En descendant dans la rue, les opposants à la dé-sexualisation du mariage civil montrent, s'il en était besoin, à quel point le catholicisme pratiquant, loin de cet universalisme qu'il revendique, constitue l'une des propriétés de groupes sociaux homogènes qui peuvent fort bien être définis en termes sociométriques, âge, profession ou revenu, mais aussi géographiques, et à ce titre la base de données des immatriculations des cars employés pour conduire les pèlerins à Paris fournira des informations précieuses, ou politiques. Comme celle des prohibitionnistes de Joseph Gusfield, leur entreprise de morale n'est qu'une façon de défendre leurs intérêts politiques et sociaux, défense sans espoir puisque ce pouvoir ne leur appartient plus.
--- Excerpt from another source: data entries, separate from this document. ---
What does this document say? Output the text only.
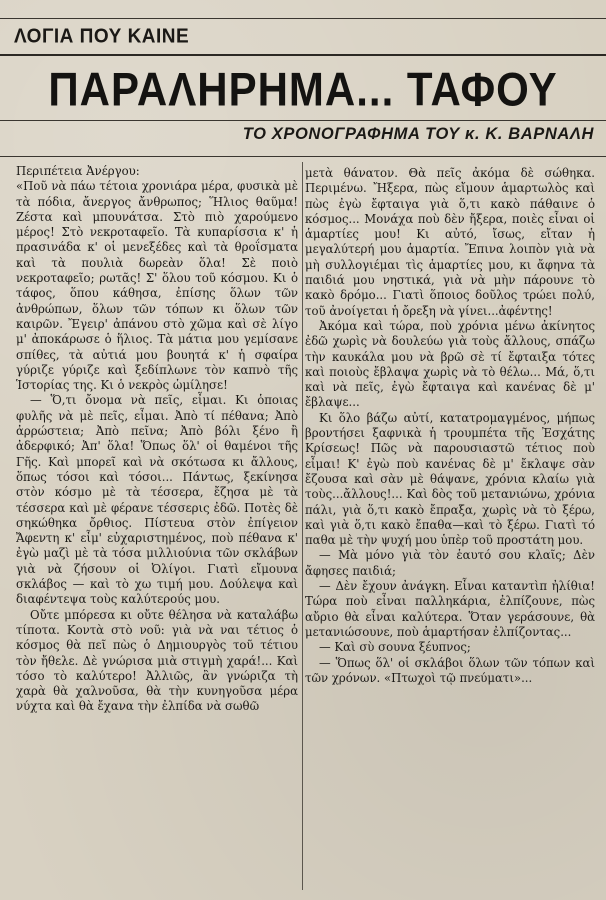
ΛΟΓΙΑ ΠΟΥ ΚΑΙΝΕ
ΠΑΡΑΛΗΡΗΜΑ... ΤΑΦΟΥ
ΤΟ ΧΡΟΝΟΓΡΑΦΗΜΑ ΤΟΥ κ. Κ. ΒΑΡΝΑΛΗ

Περιπέτεια Ἀνέργου:

«Ποῦ νὰ πάω τέτοια χρονιάρα μέρα, φυσικὰ μὲ τὰ πόδια, ἄνεργος ἄνθρωπος; Ἥλιος θαῦμα! Ζέστα καὶ μπουνάτσα. Στὸ πιὸ χαρούμενο μέρος! Στὸ νεκροταφεῖο. Τὰ κυπαρίσσια κ' ἡ πρασινάδα κ' οἱ μενεξέδες καὶ τὰ θροΐσματα καὶ τὰ πουλιὰ δωρεὰν ὅλα! Σὲ ποιὸ νεκροταφεῖο; ρωτᾶς! Σ' ὅλου τοῦ κόσμου. Κι ὁ τάφος, ὅπου κάθησα, ἐπίσης ὅλων τῶν ἀνθρώπων, ὅλων τῶν τόπων κι ὅλων τῶν καιρῶν. Ἔγειρ' ἀπάνου στὸ χῶμα καὶ σὲ λίγο μ' ἀποκάρωσε ὁ ἥλιος. Τὰ μάτια μου γεμίσανε σπίθες, τὰ αὐτιά μου βουητά κ' ἡ σφαίρα γύριζε γύριζε καὶ ξεδίπλωνε τὸν καπνὸ τῆς Ἱστορίας της. Κι ὁ νεκρὸς ὡμίλησε!

— Ὅ,τι ὄνομα νὰ πεῖς, εἶμαι. Κι ὁποιας φυλῆς νὰ μὲ πεῖς, εἶμαι. Ἀπὸ τί πέθανα; Ἀπὸ ἀρρώστεια; Ἀπὸ πεῖνα; Ἀπὸ βόλι ξένο ἢ ἀδερφικό; Ἀπ' ὅλα! Ὅπως ὅλ' οἱ θαμένοι τῆς Γῆς. Καὶ μπορεῖ καὶ νὰ σκότωσα κι ἄλλους, ὅπως τόσοι καὶ τόσοι... Πάντως, ξεκίνησα στὸν κόσμο μὲ τὰ τέσσερα, ἔζησα μὲ τὰ τέσσερα καὶ μὲ φέρανε τέσσερις ἐδῶ. Ποτὲς δὲ σηκώθηκα ὄρθιος. Πίστευα στὸν ἐπίγειον Ἄφεντη κ' εἶμ' εὐχαριστημένος, ποὺ πέθανα κ' ἐγὼ μαζὶ μὲ τὰ τόσα μιλλιούνια τῶν σκλάβων γιὰ νὰ ζήσουν οἱ Ὀλίγοι. Γιατὶ εἴμουνα σκλάβος — καὶ τὸ χω τιμή μου. Δούλεψα καὶ διαφέντεψα τοὺς καλύτερούς μου.

Οὔτε μπόρεσα κι οὔτε θέλησα νὰ καταλάβω τίποτα. Κοντὰ στὸ νοῦ: γιὰ νὰ ναι τέτιος ὁ κόσμος θὰ πεῖ πὼς ὁ Δημιουργὸς τοῦ τέτιου τὸν ἤθελε. Δὲ γνώρισα μιὰ στιγμὴ χαρά!... Καὶ τόσο τὸ καλύτερο! Ἀλλιῶς, ἂν γνώριζα τὴ χαρὰ θὰ χαλνοῦσα, θὰ τὴν κυνηγοῦσα μέρα νύχτα καὶ θὰ ἔχανα τὴν ἐλπίδα νὰ σωθῶ

μετὰ θάνατον. Θὰ πεῖς ἀκόμα δὲ σώθηκα. Περιμένω. Ἤξερα, πὼς εἴμουν ἁμαρτωλὸς καὶ πὼς ἐγὼ ἔφταιγα γιὰ ὅ,τι κακὸ πάθαινε ὁ κόσμος... Μονάχα ποὺ δὲν ἤξερα, ποιὲς εἶναι οἱ ἁμαρτίες μου! Κι αὐτό, ἴσως, εἴταν ἡ μεγαλύτερή μου ἁμαρτία. Ἔπινα λοιπὸν γιὰ νὰ μὴ συλλογιέμαι τὶς ἁμαρτίες μου, κι ἄφηνα τὰ παιδιά μου νηστικά, γιὰ νὰ μὴν πάρουνε τὸ κακὸ δρόμο... Γιατὶ ὅποιος δοῦλος τρώει πολύ, τοῦ ἀνοίγεται ἡ ὄρεξη νὰ γίνει...ἀφέντης!

Ἀκόμα καὶ τώρα, ποὺ χρόνια μένω ἀκίνητος ἐδῶ χωρὶς νὰ δουλεύω γιὰ τοὺς ἄλλους, σπάζω τὴν καυκάλα μου νὰ βρῶ σὲ τί ἔφταιξα τότες καὶ ποιοὺς ἔβλαψα χωρὶς νὰ τὸ θέλω... Μά, ὅ,τι καὶ νὰ πεῖς, ἐγὼ ἔφταιγα καὶ κανένας δὲ μ' ἔβλαψε...

Κι ὅλο βάζω αὐτί, κατατρομαγμένος, μήπως βροντήσει ξαφνικὰ ἡ τρουμπέτα τῆς Ἐσχάτης Κρίσεως! Πῶς νὰ παρουσιαστῶ τέτιος ποὺ εἶμαι! Κ' ἐγὼ ποὺ κανένας δὲ μ' ἔκλαψε σὰν ἔζουσα καὶ σὰν μὲ θάψανε, χρόνια κλαίω γιὰ τοὺς...ἄλλους!... Καὶ δὸς τοῦ μετανιώνω, χρόνια πάλι, γιὰ ὅ,τι κακὸ ἔπραξα, χωρὶς νὰ τὸ ξέρω, καὶ γιὰ ὅ,τι κακὸ ἔπαθα—καὶ τὸ ξέρω. Γιατὶ τό παθα μὲ τὴν ψυχή μου ὑπὲρ τοῦ προστάτη μου.

— Μὰ μόνο γιὰ τὸν ἑαυτό σου κλαῖς; Δὲν ἄφησες παιδιά;

— Δὲν ἔχουν ἀνάγκη. Εἶναι καταντὶπ ἠλίθια! Τώρα ποὺ εἶναι παλληκάρια, ἐλπίζουνε, πὼς αὔριο θὰ εἶναι καλύτερα. Ὅταν γεράσουνε, θὰ μετανιώσουνε, ποὺ ἁμαρτήσαν ἐλπίζοντας...

— Καὶ σὺ σουνα ξέυπνος;

— Ὅπως ὅλ' οἱ σκλάβοι ὅλων τῶν τόπων καὶ τῶν χρόνων. «Πτωχοὶ τῷ πνεύματι»...
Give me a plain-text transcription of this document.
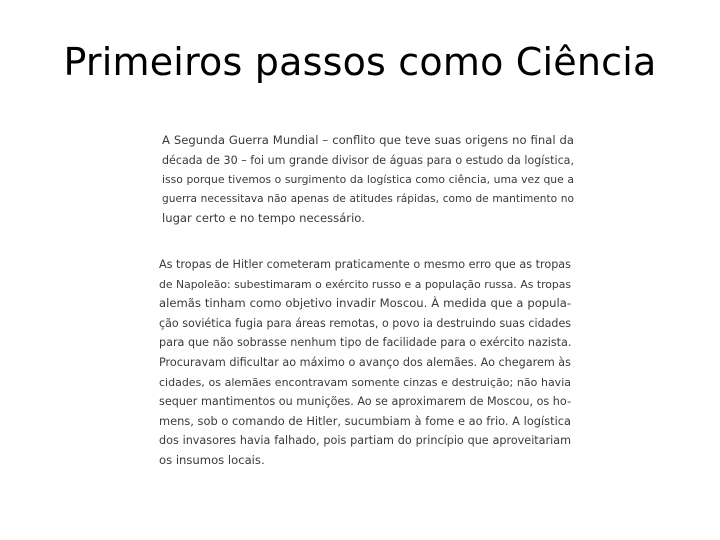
Primeiros passos como Ciência
A Segunda Guerra Mundial – conflito que teve suas origens no final da
década de 30 – foi um grande divisor de águas para o estudo da logística,
isso porque tivemos o surgimento da logística como ciência, uma vez que a
guerra necessitava não apenas de atitudes rápidas, como de mantimento no
lugar certo e no tempo necessário.
As tropas de Hitler cometeram praticamente o mesmo erro que as tropas
de Napoleão: subestimaram o exército russo e a população russa. As tropas
alemãs tinham como objetivo invadir Moscou. À medida que a popula-
ção soviética fugia para áreas remotas, o povo ia destruindo suas cidades
para que não sobrasse nenhum tipo de facilidade para o exército nazista.
Procuravam dificultar ao máximo o avanço dos alemães. Ao chegarem às
cidades, os alemães encontravam somente cinzas e destruição; não havia
sequer mantimentos ou munições. Ao se aproximarem de Moscou, os ho-
mens, sob o comando de Hitler, sucumbiam à fome e ao frio. A logística
dos invasores havia falhado, pois partiam do princípio que aproveitariam
os insumos locais.
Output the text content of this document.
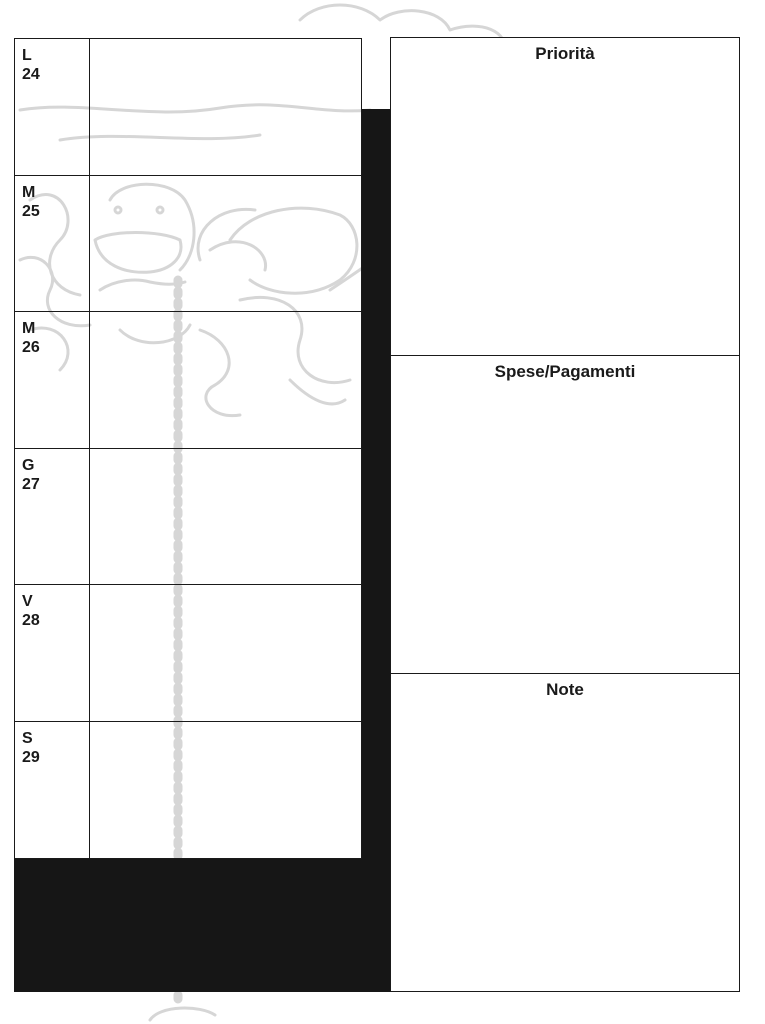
L
24
M
25
M
26
G
27
V
28
S
29
Priorità
Spese/Pagamenti
Note
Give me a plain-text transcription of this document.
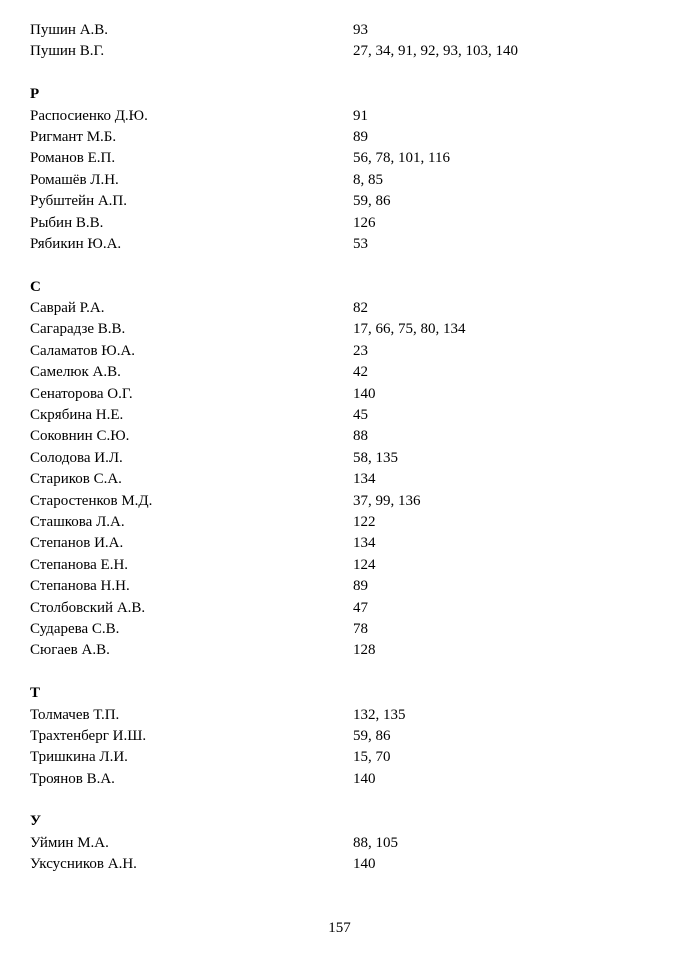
Пушин А.В.	93
Пушин В.Г.	27, 34, 91, 92, 93, 103, 140
Р
Распосиенко Д.Ю.	91
Ригмант М.Б.	89
Романов Е.П.	56, 78, 101, 116
Ромашёв Л.Н.	8, 85
Рубштейн А.П.	59, 86
Рыбин В.В.	126
Рябикин Ю.А.	53
С
Саврай Р.А.	82
Сагарадзе В.В.	17, 66, 75, 80, 134
Саламатов Ю.А.	23
Самелюк А.В.	42
Сенаторова О.Г.	140
Скрябина Н.Е.	45
Соковнин С.Ю.	88
Солодова И.Л.	58, 135
Стариков С.А.	134
Старостенков М.Д.	37, 99, 136
Сташкова Л.А.	122
Степанов И.А.	134
Степанова Е.Н.	124
Степанова Н.Н.	89
Столбовский А.В.	47
Сударева С.В.	78
Сюгаев А.В.	128
Т
Толмачев Т.П.	132, 135
Трахтенберг И.Ш.	59, 86
Тришкина Л.И.	15, 70
Троянов В.А.	140
У
Уймин М.А.	88, 105
Уксусников А.Н.	140
157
Mais une croisade morale conduite par l'église catholique contre l'égalité du droit au mariage souffre d'une faiblesse rédhibitoire, celle d'être menée par un bien piètre champion. Pouvoir temporel, le Vatican a certes, comme tout autre, le droit de se tromper : au moins lui faut-il alors reconnaître ses torts, ce qui, après tout, constitue le point central de la morale qu'il professe. Prêt à béatifier un pape coupable de complicité active dans un crime contre l'humanité qui n'est pas celui dont tout le monde parle, le Vatican se trouve aujourd'hui interdit bancaire. La Banque d'Italie vient en effet d'ordonner à la Deutsche Bank, qui gère les terminaux du micro-état, de désactiver ceux-ci, faute de progrès suffisants dans la lutte contre le blanchiment. Donnée comme très provisoire l'interdiction, aux toutes dernières nouvelles, dure encore : c'est que, là aussi, l'héritage pèse, et le passif, en l'occurrence celui de feu le très peu honorable Paul Marcinkus, semble bien difficile à apurer. Revendiquer, exiger, manifester, sont autant d'actions qui ne relèvent pas de la croyance, mais bien de la politique : et en la matière l'église catholique, en dépit, et à cause, de ses incessantes pulsions qui la poussent à intervenir dans la marche du monde, n'a aucune espèce de leçon, morale ou autre, à donner à qui que ce soit.